En dépit de tentatives de récupération politique du free jazz par des minorités de gauchistes, on ne décèle d'ailleurs pas, au cours des concerts qui se déroulent dans de petites salles de la région parisienne, l'enthousiasme annonciateur de lendemains qui chanteront. On n'y découvre même pas — ce qui serait un bon signe — une hostilité de bon aloi, une contestation réactionnaire.

L'ennui règne sur la scène comme dans le public, sauf à de rares exceptions, notamment lorsque joue le saxophoniste argentin Gato Barbieri. Mais doit-on le considérer comme un serviteur du free ? En février, à la salle Wagram, ce musicien se révéla comme une personnalité prometteuse, ironisant à l'aide des procédés les plus paroxystiques du jazz sur des thèmes et des rythmes sud-américains. Les créateurs du free, Gato Barbieri aussi, agissent dans une direction où le matériel thématique est destiné à être détruit, mieux encore placé en situation de dérision.

Un mariage heureux

Miles Davis, d'un autre côté, poursuit sa tentative — réussie d'ailleurs — du mariage du jazz et des sonorités et percussions électroniques mises au goût du jour par certains orchestres de pop music. Ce trompettiste (à Chaillot en octobre) est arrivé à une sorte de perfection, accomplissant en compagnie du pianiste Keith Jarrett un travail de trituration sonore qui n'exclut pas la fidélité à un style de trompette qui ne s'est pas démodé depuis vingt-sept ans.
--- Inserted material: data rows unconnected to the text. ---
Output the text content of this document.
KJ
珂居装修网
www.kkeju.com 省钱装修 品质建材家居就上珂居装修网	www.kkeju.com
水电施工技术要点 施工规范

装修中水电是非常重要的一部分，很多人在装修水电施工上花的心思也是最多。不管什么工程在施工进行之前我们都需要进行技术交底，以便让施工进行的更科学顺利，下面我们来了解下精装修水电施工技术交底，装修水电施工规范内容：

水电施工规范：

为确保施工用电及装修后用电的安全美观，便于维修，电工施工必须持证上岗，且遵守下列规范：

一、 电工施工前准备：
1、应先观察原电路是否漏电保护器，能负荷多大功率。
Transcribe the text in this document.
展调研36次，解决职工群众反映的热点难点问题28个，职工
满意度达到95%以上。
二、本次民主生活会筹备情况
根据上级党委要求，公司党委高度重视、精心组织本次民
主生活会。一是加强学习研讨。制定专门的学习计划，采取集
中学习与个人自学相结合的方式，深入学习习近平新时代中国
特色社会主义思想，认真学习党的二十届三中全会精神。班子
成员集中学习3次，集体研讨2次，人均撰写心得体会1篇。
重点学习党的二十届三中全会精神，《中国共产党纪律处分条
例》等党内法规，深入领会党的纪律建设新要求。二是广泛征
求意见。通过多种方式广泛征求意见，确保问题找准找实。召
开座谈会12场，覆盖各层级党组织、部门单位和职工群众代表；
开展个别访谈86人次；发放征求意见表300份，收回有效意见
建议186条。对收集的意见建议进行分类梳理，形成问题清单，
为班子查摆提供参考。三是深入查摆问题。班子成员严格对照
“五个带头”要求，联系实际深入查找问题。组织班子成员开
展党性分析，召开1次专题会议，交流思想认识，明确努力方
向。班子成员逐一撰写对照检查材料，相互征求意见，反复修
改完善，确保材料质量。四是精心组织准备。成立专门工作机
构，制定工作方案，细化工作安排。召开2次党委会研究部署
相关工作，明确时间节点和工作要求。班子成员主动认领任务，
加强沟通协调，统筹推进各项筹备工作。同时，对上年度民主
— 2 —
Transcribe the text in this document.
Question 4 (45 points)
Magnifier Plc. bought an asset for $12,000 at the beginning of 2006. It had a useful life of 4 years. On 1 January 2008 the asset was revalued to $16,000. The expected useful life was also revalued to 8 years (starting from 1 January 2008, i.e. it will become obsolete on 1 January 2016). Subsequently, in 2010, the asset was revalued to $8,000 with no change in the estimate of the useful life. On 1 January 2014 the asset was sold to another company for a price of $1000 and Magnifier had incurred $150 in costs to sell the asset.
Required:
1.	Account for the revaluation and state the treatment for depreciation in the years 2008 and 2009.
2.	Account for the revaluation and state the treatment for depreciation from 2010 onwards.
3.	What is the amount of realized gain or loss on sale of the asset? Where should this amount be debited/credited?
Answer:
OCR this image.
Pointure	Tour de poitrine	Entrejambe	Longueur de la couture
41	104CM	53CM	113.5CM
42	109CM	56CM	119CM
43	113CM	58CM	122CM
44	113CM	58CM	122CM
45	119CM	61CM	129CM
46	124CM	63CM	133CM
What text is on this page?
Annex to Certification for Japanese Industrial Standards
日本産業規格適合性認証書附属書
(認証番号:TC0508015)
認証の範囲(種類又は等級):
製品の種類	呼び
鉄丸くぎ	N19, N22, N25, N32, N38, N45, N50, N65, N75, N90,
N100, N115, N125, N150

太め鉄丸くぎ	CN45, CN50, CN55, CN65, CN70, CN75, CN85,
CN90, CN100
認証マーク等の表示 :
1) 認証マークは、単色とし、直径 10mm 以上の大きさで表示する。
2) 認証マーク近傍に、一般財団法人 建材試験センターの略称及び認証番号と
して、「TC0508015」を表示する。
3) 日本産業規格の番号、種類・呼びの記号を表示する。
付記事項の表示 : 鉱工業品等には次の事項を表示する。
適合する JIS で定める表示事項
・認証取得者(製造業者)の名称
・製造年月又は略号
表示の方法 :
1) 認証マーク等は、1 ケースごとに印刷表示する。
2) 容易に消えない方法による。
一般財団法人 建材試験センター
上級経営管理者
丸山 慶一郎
La même voie est explorée avec bonheur par le violoniste français Jean-Luc Ponty, plus souvent à l'honneur à l'étranger que dans notre pays, par le trio du batteur Tony Williams et le groupe du pianiste Herbie Hancock (à Pleyel en mars). Chez ce dernier, le modernisme de l'électronique se mélange à d'extravagants retours en Afrique. Alors que Miles Davis passionne les amateurs de jazz et aussi des fanatiques de la pop music, il ne semble pas, néanmoins, qu'un public important suive les recherches de Hancock, pourtant pianiste très expérimenté.

En revanche, les vocalistes populaires, tels Ray Charles (en octobre à Pleyel) et Ella Fitzgerald (en juillet à Nice), conservent de larges audiences. Leur programme, largement ouvert aux influences du monde de la chanson, est beaucoup plus accessible à la foule que les travaux des jazzmen puristes.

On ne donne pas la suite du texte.